この仮貼りのあとは、裏の剥離紙を取って実際に貼る作業となるが、この際には後ろ側のデカールから順番に貼っていく。これには理由があって、デカールとデカールの繋ぎ目部分は、飛行中の抵抗を抑え、剥がれることを防ぐために、前方向のシールが上になるように貼る。
また、客室の窓など、くり抜く必要がある部分には、あらかじめ「ナイフレステープ」と呼ばれるものを、くり抜く形に合わせて貼っておく。これはカット用の“糸”が仕込まれたテープで、クルマのラッピングなどでは一般的に用いられているものだそうだ。ナイフレステープに仕込まれた糸を引き抜くことで、デカールをきれいにくり抜くことができる。
このメリットは、カッターやナイフを使うことなくデカールを任意の形にくり抜けることだ。機体に傷を付けることは厳禁であるため、従来はシールの裏側に保護シートを当ててカッターで注意深く切り抜いていたそうだが、このテープの使用で、そうした手間はかなり軽減されたという。
19日にはFacebookで募集したイベントを実施
11月19日には、11月5日17時30分~8日23時59分にFacebook上で募集した27名が参加し、ラッピング作業の見学会が実施された。応募総数は約900名に達したという。参加者の年齢層は10~60代と幅広く、関西を中心に全国から集まった。
イベントは12時から実施されたこともあり、参加者にはまず、国内線プレミアムシートで提供されている「premium GOZEN」と「premium SABO」がふるまわれた。この際、STAR WARS ANA JET 2号機の機内で使用される、BB-8とR2-D2が描かれた専用のコップも披露。使わずに持って帰ろうと思う人も多そうだったが、「後ほど別にお土産としてお渡ししますので、ここではお使いください」という気の利いたアナウンスがあり、参加者も安心してお茶やジュースを注ぎ、新デザインの紙コップで味わうドリンクを一足早く楽しんでいた。
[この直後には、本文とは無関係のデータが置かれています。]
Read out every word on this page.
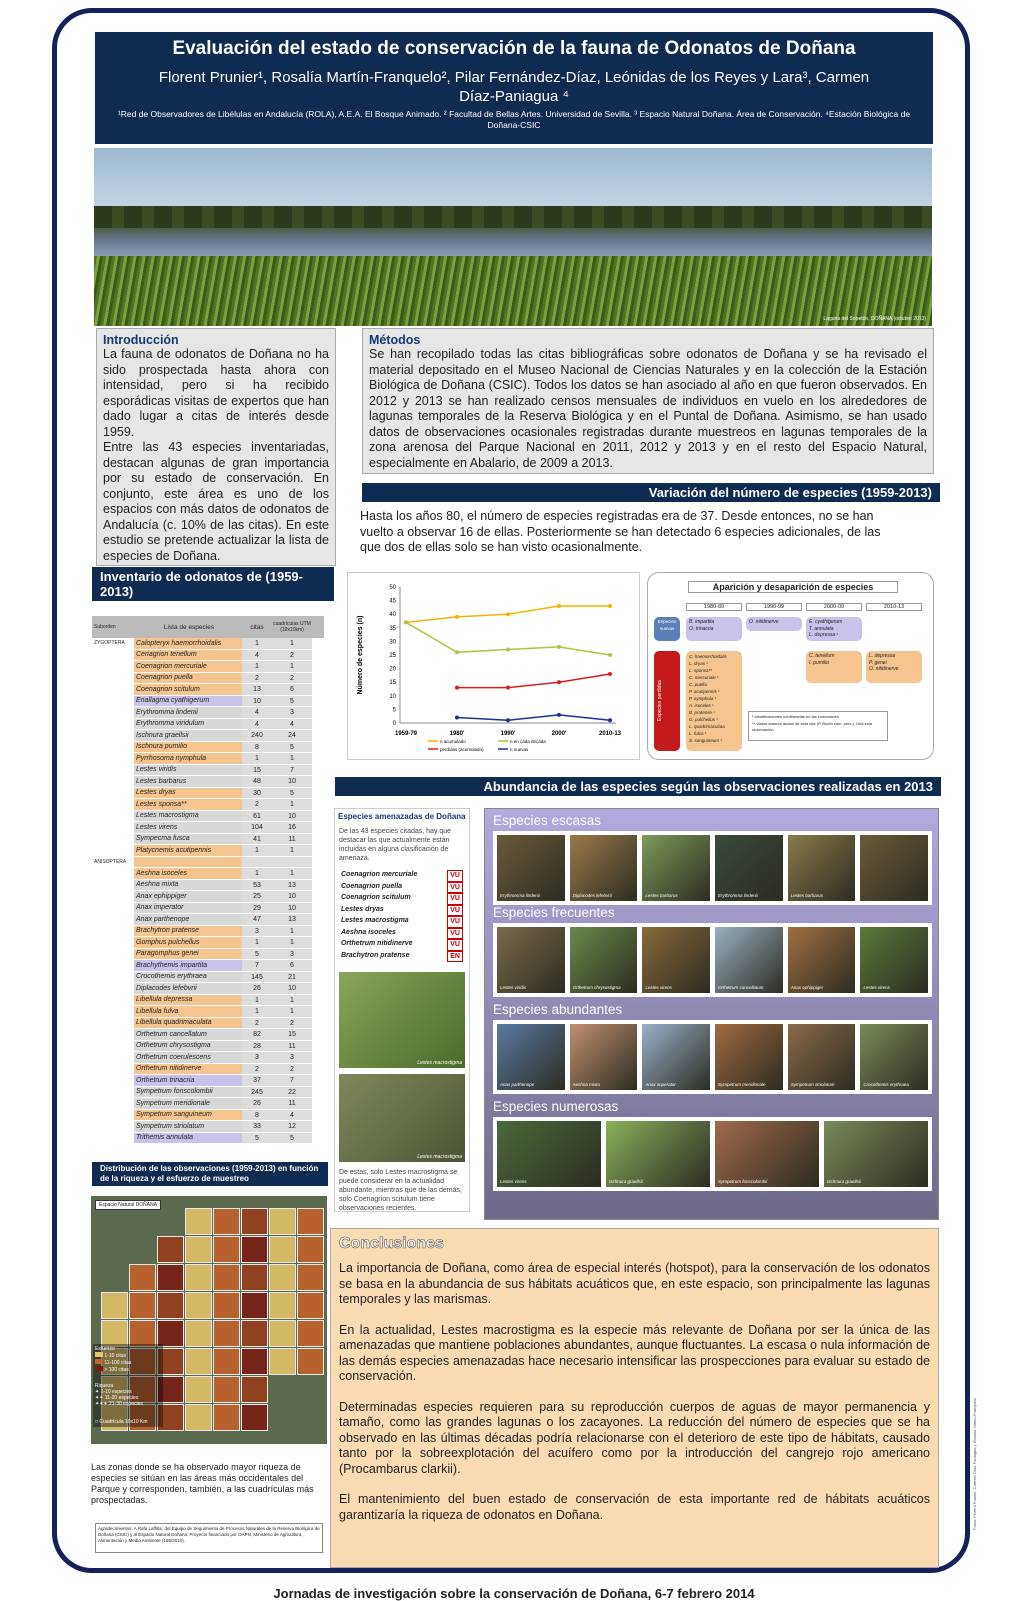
Evaluación del estado de conservación de la fauna de Odonatos de Doñana
Florent Prunier¹, Rosalía Martín-Franquelo², Pilar Fernández-Díaz, Leónidas de los Reyes y Lara³, Carmen Díaz-Paniagua ⁴
¹Red de Observadores de Libélulas en Andalucía (ROLA), A.E.A. El Bosque Animado. ² Facultad de Bellas Artes. Universidad de Sevilla. ³ Espacio Natural Doñana. Área de Conservación. ⁴Estación Biológica de Doñana-CSIC
Laguna del Sopetón, DOÑANA (octubre 2013)
Introducción
La fauna de odonatos de Doñana no ha sido prospectada hasta ahora con intensidad, pero si ha recibido esporádicas visitas de expertos que han dado lugar a citas de interés desde 1959.
Entre las 43 especies inventariadas, destacan algunas de gran importancia por su estado de conservación. En conjunto, este área es uno de los espacios con más datos de odonatos de Andalucía (c. 10% de las citas). En este estudio se pretende actualizar la lista de especies de Doñana.
Métodos
Se han recopilado todas las citas bibliográficas sobre odonatos de Doñana y se ha revisado el material depositado en el Museo Nacional de Ciencias Naturales y en la colección de la Estación Biológica de Doñana (CSIC). Todos los datos se han asociado al año en que fueron observados. En 2012 y 2013 se han realizado censos mensuales de individuos en vuelo en los alrededores de lagunas temporales de la Reserva Biológica y en el Puntal de Doñana. Asimismo, se han usado datos de observaciones ocasionales registradas durante muestreos en lagunas temporales de la zona arenosa del Parque Nacional en 2011, 2012 y 2013 y en el resto del Espacio Natural, especialmente en Abalario, de 2009 a 2013.
Variación del número de especies (1959-2013)
Hasta los años 80, el número de especies registradas era de 37. Desde entonces, no se han vuelto a observar 16 de ellas. Posteriormente se han detectado 6 especies adicionales, de las que dos de ellas solo se han visto ocasionalmente.
Inventario de odonatos de (1959-2013)
Suborden	Lista de especies	citas	cuadrículas UTM (10x10km)
ZYGOPTERA	Calopteryx haemorrhoidalis	1	1
Ceriagrion tenellum	4	2
Coenagrion mercuriale	1	1
Coenagrion puella	2	2
Coenagrion scitulum	13	6
Enallagma cyathigerum	10	5
Erythromma lindenii	4	3
Erythromma viridulum	4	4
Ischnura graellsii	240	24
Ischnura pumilio	8	5
Pyrrhosoma nymphula	1	1
Lestes viridis	15	7
Lestes barbarus	48	10
Lestes dryas	30	5
Lestes sponsa**	2	1
Lestes macrostigma	61	10
Lestes virens	104	16
Sympecma fusca	41	11
Platycnemis acutipennis	1	1
ANISOPTERA
Aeshna isoceles	1	1
Aeshna mixta	53	13
Anax ephippiger	25	10
Anax imperator	29	10
Anax parthenope	47	13
Brachytron pratense	3	1
Gomphus pulchellus	1	1
Paragomphus genei	5	3
Brachythemis impartita	7	6
Crocothemis erythraea	145	21
Diplacodes lefebvrii	26	10
Libellula depressa	1	1
Libellula fulva	1	1
Libellula quadrimaculata	2	2
Orthetrum cancellatum	82	15
Orthetrum chrysostigma	28	11
Orthetrum coerulescens	3	3
Orthetrum nitidinerve	2	2
Orthetrum trinacria	37	7
Sympetrum fonscolombii	245	22
Sympetrum meridionale	26	11
Sympetrum sanguineum	8	4
Sympetrum striolatum	33	12
Trithemis annulata	5	5
0
5
10
15
20
25
30
35
40
45
50
1959-79	1980'	1990'	2000'	2010-13
Número de especies (n)
n acumulado	n en cada década
pérdidas (acumulado)	n nuevas
Aparición y desaparición de especies
1980-89	1990-99	2000-09	2010-13
Especies nuevas
Especies perdidas
B. impartita
O. trinacria
O. nitidinerve	E. cyathigerum
T. annulata
L. depressa ¹
C. haemorrhoidalis
L. dryas ¹
L. sponsa**
C. mercuriale ¹
C. puella
P. acutipennis ¹
P. nymphula ¹
A. isoceles ¹
B. pratense ¹
G. pulchellus ¹
L. quadrimaculata
L. fulva ¹
S. sanguineum ¹
C. tenellum
I. pumilio
L. depressa
P. genei
O. nitidinerve
¹ Identificaciones confirmadas en las colecciones.
** Varios autores dudan de esta cita (P. Bodín com. pers.). Una sola observación.
Abundancia de las especies según las observaciones realizadas en 2013
Especies amenazadas de Doñana
De las 43 especies citadas, hay que destacar las que actualmente están incluidas en alguna clasificación de amenaza.
Coenagrion mercuriale	VU
Coenagrion puella	VU
Coenagrion scitulum	VU
Lestes dryas	VU
Lestes macrostigma	VU
Aeshna isoceles	VU
Orthetrum nitidinerve	VU
Brachytron pratense	EN
Lestes macrostigma
Lestes macrostigma
De estas, solo Lestes macrostigma se puede considerar en la actualidad abundante, mientras que de las demás, solo Coenagrion scitulum tiene observaciones recientes.
Especies escasas
Erythromma lindenii	Diplacodes lefebvrii	Lestes barbarus	Erythromma lindenii	Lestes barbarus
Especies frecuentes
Lestes viridis	Orthetrum chrysostigma	Lestes virens	Orthetrum cancellatum	Anax ephippiger	Lestes virens
Especies abundantes
Anax parthenope	Aeshna mixta	Anax imperator	Sympetrum meridionale	Sympetrum striolatum	Crocothemis erythraea
Especies numerosas
Lestes virens	Ischnura graellsii	Sympetrum fonscolombii	Ischnura graellsii
Distribución de las observaciones (1959-2013) en función de la riqueza y el esfuerzo de muestreo
Espacio Natural DOÑANA
Esfuerzo
1-10 citas
11-100 citas
> 100 citas
Riqueza
✦ 1-10 especies
✦✦ 11-20 especies
✦✦✦ 21-30 especies
□ Cuadrícula 10x10 Km
Las zonas donde se ha observado mayor riqueza de especies se sitúan en las áreas más occidentales del Parque y corresponden, también, a las cuadrículas más prospectadas.
Agradecimientos: A Rafa Laffitte, del Equipo de Seguimiento de Procesos Naturales de la Reserva Biológica de Doñana (CSIC) y al Espacio Natural Doñana. Proyecto financiado por OAPN, Ministerio de Agricultura, Alimentación y Medio Ambiente (155/2010).
Conclusiones

La importancia de Doñana, como área de especial interés (hotspot), para la conservación de los odonatos se basa en la abundancia de sus hábitats acuáticos que, en este espacio, son principalmente las lagunas temporales y las marismas.

En la actualidad, Lestes macrostigma es la especie más relevante de Doñana por ser la única de las amenazadas que mantiene poblaciones abundantes, aunque fluctuantes. La escasa o nula información de las demás especies amenazadas hace necesario intensificar las prospecciones para evaluar su estado de conservación.

Determinadas especies requieren para su reproducción cuerpos de aguas de mayor permanencia y tamaño, como las grandes lagunas o los zacayones. La reducción del número de especies que se ha observado en las últimas décadas podría relacionarse con el deterioro de este tipo de hábitats, causado tanto por la sobreexplotación del acuífero como por la introducción del cangrejo rojo americano (Procambarus clarkii).

El mantenimiento del buen estado de conservación de esta importante red de hábitats acuáticos garantizaría la riqueza de odonatos en Doñana.	Fotos: Florent Prunier, Carmen Díaz-Paniagua y Rosalía Martín-Franquelo
Jornadas de investigación sobre la conservación de Doñana, 6-7 febrero 2014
お腹を満たしたあとは、今回見学するラッピング作業を理解すべく、クリアファイルにデカールを貼り付ける作業を体験する時間が設けられ、剥離紙を剥がして、気泡などが入らないようにカード類などでこするように貼り付け、最後に表面の保護シートを外すという一連の作業を実際に体験した。
その後、場所をMROJapanの格納庫へ移し、実際の機体へのデカール貼り付け作業を見学。さらに、参加者から無作為に選ばれた3組6名が、機体への貼付が完了しているBB-8のデカールの保護シートを剥がすという大役に任命された。この保護シートは思ったよりも強力に貼り付けられており、かなり力を込めた様子で順々に剥がしていった。そうして完成を見たBB-8のデカールをバックに、ほかの参加者も記念撮影を行なった。
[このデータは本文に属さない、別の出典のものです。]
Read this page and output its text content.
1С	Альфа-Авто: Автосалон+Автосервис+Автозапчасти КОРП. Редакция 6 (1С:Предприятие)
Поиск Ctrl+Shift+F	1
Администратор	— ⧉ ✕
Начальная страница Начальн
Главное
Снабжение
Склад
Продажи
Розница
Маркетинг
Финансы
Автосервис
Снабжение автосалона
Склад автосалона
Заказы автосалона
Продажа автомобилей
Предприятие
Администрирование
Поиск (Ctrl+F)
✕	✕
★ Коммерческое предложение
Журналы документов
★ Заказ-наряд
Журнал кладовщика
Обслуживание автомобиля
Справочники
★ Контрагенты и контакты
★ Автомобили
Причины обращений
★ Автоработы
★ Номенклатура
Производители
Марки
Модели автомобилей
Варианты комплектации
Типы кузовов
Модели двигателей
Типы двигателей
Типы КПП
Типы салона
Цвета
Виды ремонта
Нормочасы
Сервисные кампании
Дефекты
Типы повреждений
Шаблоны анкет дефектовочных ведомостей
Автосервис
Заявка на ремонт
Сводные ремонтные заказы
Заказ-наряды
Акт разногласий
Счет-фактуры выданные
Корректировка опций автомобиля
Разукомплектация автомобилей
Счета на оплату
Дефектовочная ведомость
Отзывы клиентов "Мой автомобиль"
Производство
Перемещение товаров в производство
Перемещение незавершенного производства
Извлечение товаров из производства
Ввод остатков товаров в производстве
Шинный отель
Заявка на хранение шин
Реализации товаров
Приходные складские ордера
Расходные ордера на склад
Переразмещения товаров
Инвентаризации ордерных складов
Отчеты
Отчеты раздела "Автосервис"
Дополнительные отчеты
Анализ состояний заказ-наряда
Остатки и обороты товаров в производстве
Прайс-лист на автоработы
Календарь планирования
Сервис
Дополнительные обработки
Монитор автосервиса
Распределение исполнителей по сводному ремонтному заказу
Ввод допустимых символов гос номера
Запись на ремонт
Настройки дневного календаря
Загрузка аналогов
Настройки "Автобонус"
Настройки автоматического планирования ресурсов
ちなみに、このイベントの最後には“お土産”も配布されたが、この内容も豪華で、メインは「R2-D2 ANA JET」の1/200スケールモデルプレーン(非売品)。さらに、これを収めたトートバッグもANA、STAR WARSのロゴ入り。食事も見学内容もお土産も豪華なイベントに、参加者は皆、笑顔のまま会場を後をした。
このSTAR WARS ANA JET 2号機は21日には整備を終えてドックアウト。22日より日本の空を飛びまわる予定だ。